L'épicentre du plus fort tremblement de terre survenu dans ce pays en un siècle, d'une magnitude de 8,2, était situé dans le Pacifique, à environ 100 kilomètres au large de la localité de Tonala, sur la côte de l'État du Chiapas, selon le centre géologique américain USGS.

Mais c'est l'État d'Oaxaca (sud) qui a été le plus affecté par cette secousse, avec 46 morts, dont au moins 17 pour la seule localité de Juchitan, où des victimes pourraient être toujours coincées sous les édifices effondrés.

Voitures ensevelies sous les gravats, pans de murs renversés, morceaux de verre ou de bois jonchant les rues: cette localité de 100 000 habitants, entourée de montagnes recouvertes de végétation tropicale, était défigurée vendredi.
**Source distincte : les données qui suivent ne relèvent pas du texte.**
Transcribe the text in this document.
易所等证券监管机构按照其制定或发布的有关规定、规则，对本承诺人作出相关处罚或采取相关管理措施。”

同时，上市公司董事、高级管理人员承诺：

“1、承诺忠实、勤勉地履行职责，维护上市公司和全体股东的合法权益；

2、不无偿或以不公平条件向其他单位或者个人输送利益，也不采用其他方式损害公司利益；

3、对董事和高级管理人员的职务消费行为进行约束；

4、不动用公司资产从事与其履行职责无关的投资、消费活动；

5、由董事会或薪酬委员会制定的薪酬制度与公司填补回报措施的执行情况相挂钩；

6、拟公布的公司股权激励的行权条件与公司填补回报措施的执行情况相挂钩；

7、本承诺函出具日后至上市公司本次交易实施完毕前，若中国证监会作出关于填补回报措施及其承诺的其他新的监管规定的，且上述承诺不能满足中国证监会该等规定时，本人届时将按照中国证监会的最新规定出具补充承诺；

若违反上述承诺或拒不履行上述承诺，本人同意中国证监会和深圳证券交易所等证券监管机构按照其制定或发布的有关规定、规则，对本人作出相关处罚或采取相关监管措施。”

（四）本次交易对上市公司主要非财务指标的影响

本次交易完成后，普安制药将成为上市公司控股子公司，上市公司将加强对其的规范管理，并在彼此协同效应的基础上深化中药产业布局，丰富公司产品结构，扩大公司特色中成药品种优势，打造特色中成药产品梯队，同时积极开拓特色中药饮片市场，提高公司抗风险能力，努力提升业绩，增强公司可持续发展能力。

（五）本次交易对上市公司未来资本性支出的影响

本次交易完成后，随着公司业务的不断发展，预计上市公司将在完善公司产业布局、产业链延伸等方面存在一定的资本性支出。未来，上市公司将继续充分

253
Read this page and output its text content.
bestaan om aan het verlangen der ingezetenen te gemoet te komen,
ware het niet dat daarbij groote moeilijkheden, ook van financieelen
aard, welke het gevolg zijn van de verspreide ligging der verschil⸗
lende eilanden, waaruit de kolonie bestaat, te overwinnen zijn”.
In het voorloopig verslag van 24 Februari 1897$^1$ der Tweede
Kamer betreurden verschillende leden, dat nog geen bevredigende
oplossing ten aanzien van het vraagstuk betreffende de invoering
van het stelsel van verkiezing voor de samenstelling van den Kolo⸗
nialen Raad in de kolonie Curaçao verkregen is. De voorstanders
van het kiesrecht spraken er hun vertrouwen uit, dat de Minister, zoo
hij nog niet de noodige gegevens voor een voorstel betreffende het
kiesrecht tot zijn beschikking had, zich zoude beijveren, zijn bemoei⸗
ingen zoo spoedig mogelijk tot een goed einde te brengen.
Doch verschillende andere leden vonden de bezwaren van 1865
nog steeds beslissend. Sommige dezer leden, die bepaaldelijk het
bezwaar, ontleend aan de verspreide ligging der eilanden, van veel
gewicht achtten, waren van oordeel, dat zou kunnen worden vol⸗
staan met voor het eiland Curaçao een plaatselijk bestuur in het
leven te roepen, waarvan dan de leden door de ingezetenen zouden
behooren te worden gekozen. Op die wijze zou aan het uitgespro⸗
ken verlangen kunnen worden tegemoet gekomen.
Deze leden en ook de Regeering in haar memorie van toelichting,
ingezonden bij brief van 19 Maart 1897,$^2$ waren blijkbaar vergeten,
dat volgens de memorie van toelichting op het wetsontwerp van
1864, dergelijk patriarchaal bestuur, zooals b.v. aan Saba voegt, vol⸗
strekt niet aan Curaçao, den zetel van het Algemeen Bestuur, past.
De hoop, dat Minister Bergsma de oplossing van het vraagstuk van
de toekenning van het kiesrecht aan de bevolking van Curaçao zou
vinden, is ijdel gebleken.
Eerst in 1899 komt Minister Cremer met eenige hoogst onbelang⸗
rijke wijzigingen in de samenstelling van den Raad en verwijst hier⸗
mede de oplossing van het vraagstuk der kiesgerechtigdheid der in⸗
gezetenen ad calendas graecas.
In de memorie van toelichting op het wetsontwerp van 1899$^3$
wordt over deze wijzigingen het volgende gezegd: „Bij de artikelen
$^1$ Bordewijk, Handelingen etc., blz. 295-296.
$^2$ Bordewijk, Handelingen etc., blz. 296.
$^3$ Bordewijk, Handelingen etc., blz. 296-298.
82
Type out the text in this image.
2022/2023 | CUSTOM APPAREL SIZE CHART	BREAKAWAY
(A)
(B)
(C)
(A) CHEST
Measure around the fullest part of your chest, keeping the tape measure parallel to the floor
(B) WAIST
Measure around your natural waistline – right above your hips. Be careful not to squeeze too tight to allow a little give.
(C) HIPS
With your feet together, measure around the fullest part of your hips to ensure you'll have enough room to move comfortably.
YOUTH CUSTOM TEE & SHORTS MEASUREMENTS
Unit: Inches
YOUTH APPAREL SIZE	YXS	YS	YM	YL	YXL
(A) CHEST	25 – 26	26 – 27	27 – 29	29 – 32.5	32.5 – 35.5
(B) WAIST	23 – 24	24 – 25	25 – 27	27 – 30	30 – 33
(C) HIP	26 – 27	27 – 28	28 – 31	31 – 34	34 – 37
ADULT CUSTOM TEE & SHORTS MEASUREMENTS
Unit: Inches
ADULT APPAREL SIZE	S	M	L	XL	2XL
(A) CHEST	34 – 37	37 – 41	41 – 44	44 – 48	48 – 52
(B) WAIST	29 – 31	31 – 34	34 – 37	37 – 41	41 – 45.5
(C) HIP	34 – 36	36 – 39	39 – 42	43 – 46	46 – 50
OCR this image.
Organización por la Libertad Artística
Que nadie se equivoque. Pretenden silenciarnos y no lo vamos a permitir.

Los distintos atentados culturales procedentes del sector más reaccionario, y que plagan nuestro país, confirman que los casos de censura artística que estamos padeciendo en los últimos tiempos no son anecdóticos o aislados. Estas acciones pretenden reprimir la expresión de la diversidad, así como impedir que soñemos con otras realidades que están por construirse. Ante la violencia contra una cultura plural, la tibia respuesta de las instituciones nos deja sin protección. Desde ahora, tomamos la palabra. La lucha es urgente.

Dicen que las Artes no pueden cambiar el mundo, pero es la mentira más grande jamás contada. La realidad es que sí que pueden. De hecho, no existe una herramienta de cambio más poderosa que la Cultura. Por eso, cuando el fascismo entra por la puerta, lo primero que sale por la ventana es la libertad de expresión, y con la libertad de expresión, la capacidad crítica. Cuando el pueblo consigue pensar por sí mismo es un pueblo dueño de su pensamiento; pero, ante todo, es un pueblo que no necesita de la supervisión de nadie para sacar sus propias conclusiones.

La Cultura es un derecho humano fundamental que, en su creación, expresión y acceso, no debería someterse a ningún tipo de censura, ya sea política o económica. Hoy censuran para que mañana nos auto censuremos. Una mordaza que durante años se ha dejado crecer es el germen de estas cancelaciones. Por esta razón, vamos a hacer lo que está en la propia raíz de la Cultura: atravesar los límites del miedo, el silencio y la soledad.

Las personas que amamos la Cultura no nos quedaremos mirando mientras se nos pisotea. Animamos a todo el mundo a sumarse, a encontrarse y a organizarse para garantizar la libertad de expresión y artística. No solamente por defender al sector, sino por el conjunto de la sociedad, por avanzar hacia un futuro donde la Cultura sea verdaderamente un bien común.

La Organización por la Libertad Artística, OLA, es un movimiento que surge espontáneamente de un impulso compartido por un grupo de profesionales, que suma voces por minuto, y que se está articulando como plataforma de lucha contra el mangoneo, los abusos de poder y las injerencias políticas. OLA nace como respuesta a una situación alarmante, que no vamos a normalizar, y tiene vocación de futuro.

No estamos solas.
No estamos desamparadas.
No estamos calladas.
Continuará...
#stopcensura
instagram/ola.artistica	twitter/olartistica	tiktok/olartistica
Près de la mairie très fortement endommagée, aux arches coloniales colorées, des militaires et des policiers tentent toujours de retrouver des survivants parmi les monceaux de gravats, dans un silence pesant.

«On fait tout ce qu'on peut pour sortir notre compagnon. Ils étaient deux là-dessous, nous en avons sauvé un», a raconté à l'AFP un policier municipal à l'uniforme couvert de poussière, tandis que ses collègues continuaient à creuser avec des pelles.

«La ville est ravagée»

«Dieu fasse qu'il sorte vivant!»: une femme de l'ethnie zapotèque exprime son soutien, à quelques mètres de là, alors qu'à travers la localité quatre engins de chantier et des camions sont utilisés pour dégager les décombres.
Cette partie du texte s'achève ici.